Kenmare on Tuesday posted considerable increases in production as the Moma titanium minerals mine, in northern Mozambique, bounced back from debilitating power instability last year and continued to report higher tonnes mined and increased grades, as well as higher nonmagnetic recoveries and maximisation projects.
The total shipments of finished products in the first six months of this year increased 7% to 441 700 t, with second-quarter shipments up 133% to 309 000 t on the preceding quarter and setting a new quarterly product shipment record.
Heavy mineral concentrate production in the first-half under review increased 33% to 606 100 t, while ilmenite production increased 24% during the first half of 2016 to 402 900 t.
Kenmare posted a 20% rise in zircon production to 23 800 t and rutile output of 3 000 t, a 7% uptick on the corresponding half-year in 2015.

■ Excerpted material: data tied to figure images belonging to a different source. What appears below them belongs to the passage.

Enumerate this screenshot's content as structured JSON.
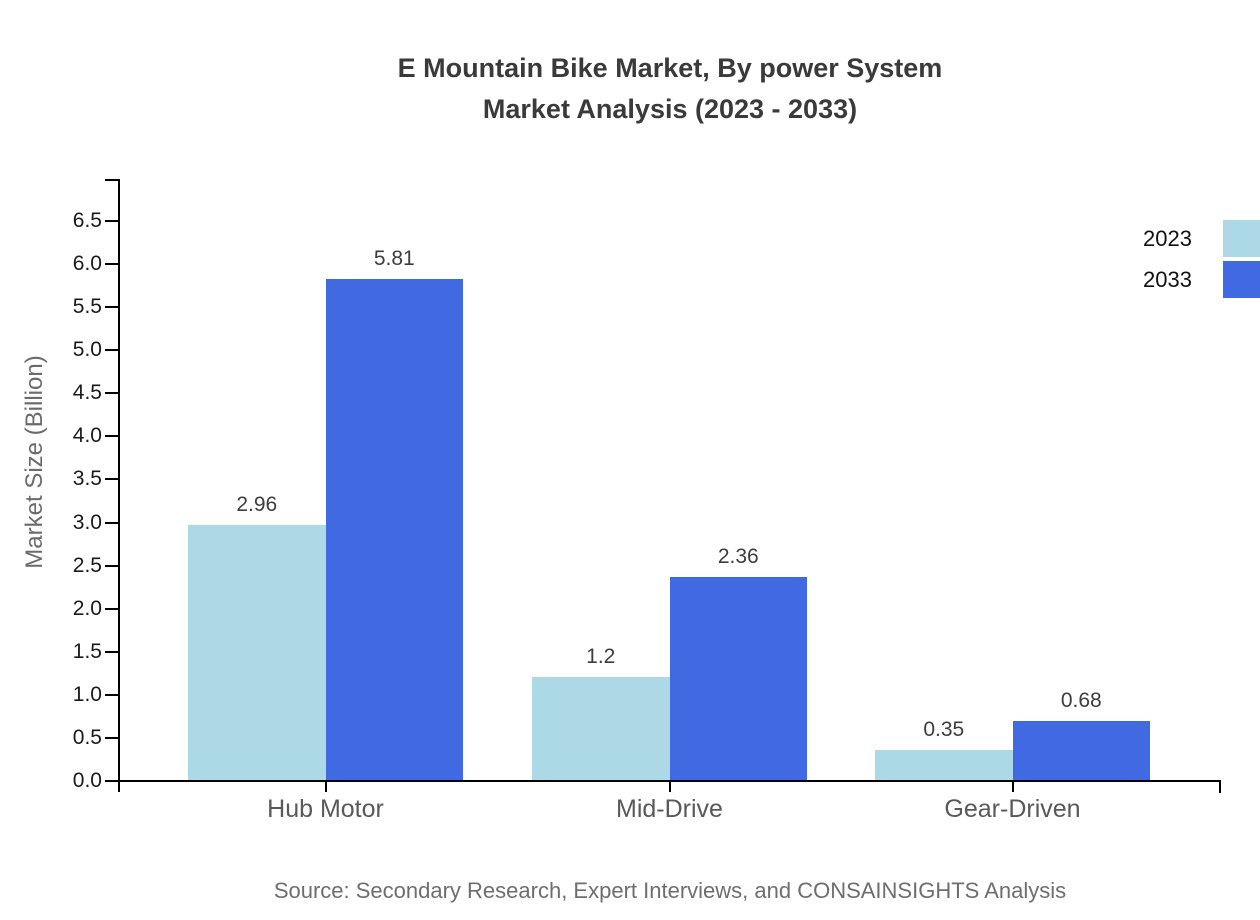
{
  "title": {
    "line1": "E Mountain Bike Market, By power System",
    "line2": "Market Analysis (2023 - 2033)"
  },
  "source": "Source: Secondary Research, Expert Interviews, and CONSAINSIGHTS Analysis",
  "chart_data": {
    "type": "bar",
    "title": "E Mountain Bike Market, By power System Market Analysis (2023 - 2033)",
    "categories": [
      "Hub Motor",
      "Mid-Drive",
      "Gear-Driven"
    ],
    "series": [
      {
        "name": "2023",
        "color": "#ADD8E6",
        "values": [
          2.96,
          1.2,
          0.35
        ]
      },
      {
        "name": "2033",
        "color": "#4169E1",
        "values": [
          5.81,
          2.36,
          0.68
        ]
      }
    ],
    "xlabel": "",
    "ylabel": "Market Size (Billion)",
    "ylim": [
      0,
      7.0
    ],
    "yticks": [
      0.0,
      0.5,
      1.0,
      1.5,
      2.0,
      2.5,
      3.0,
      3.5,
      4.0,
      4.5,
      5.0,
      5.5,
      6.0,
      6.5
    ],
    "grid": false,
    "legend_position": "top-right",
    "value_label_format": "as-is"
  }
}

The titanium miner mined 14.4-million tonnes of ore during the half-year under review – a 26% jump on the prior corresponding period last year.
Production in the second half of the year is expected to increase further on the back of an uptick in dry mining, grade and operating time.
“The strengthening of the balance sheet, allied with falling cash costs and consistent productivity gains at Moma, positions Kenmare to benefit from the improvement in the titanium feedstock market we are currently experiencing as higher ilmenite prices are reflected in revenues for the second half of 2016,” said MD Michael Carvill.
Kenmare saw improvement in the sulphate ilmenite market in the second quarter of the year, with supply and demand conditions tightening, as a result of improved offtake, price increases, improved global demand conditions and a continued decline of ilmenite supply owing to mine closures, depletion and poor mining economics.
Excess ilmenite inventories have also seemingly dwindled, with Kenmare’s market intelligence pointing to low inventory levels at other ilmenite producers, explained Carvill.
Meanwhile, as the company sells the bulk of its ilmenite production on long-term contracts with yearly or six-monthly price renegotiations, the first-half price increases registered for ilmenite will feed through into revenues during the second half of the year.
Chinese domestic ilmenite prices have been steadily increasing since the beginning of the year and Kenmare implemented price increases on spot sales during the second quarter to be shipped in the third quarter.
Meanwhile, the zircon market experienced further price weakness owing to competitive positioning for sales among producers.
“It is anticipated that a recent price increase announcement by a major zircon producer will reverse the downward price trend seen in recent months and help to provide some stability to the market,” Carvill said.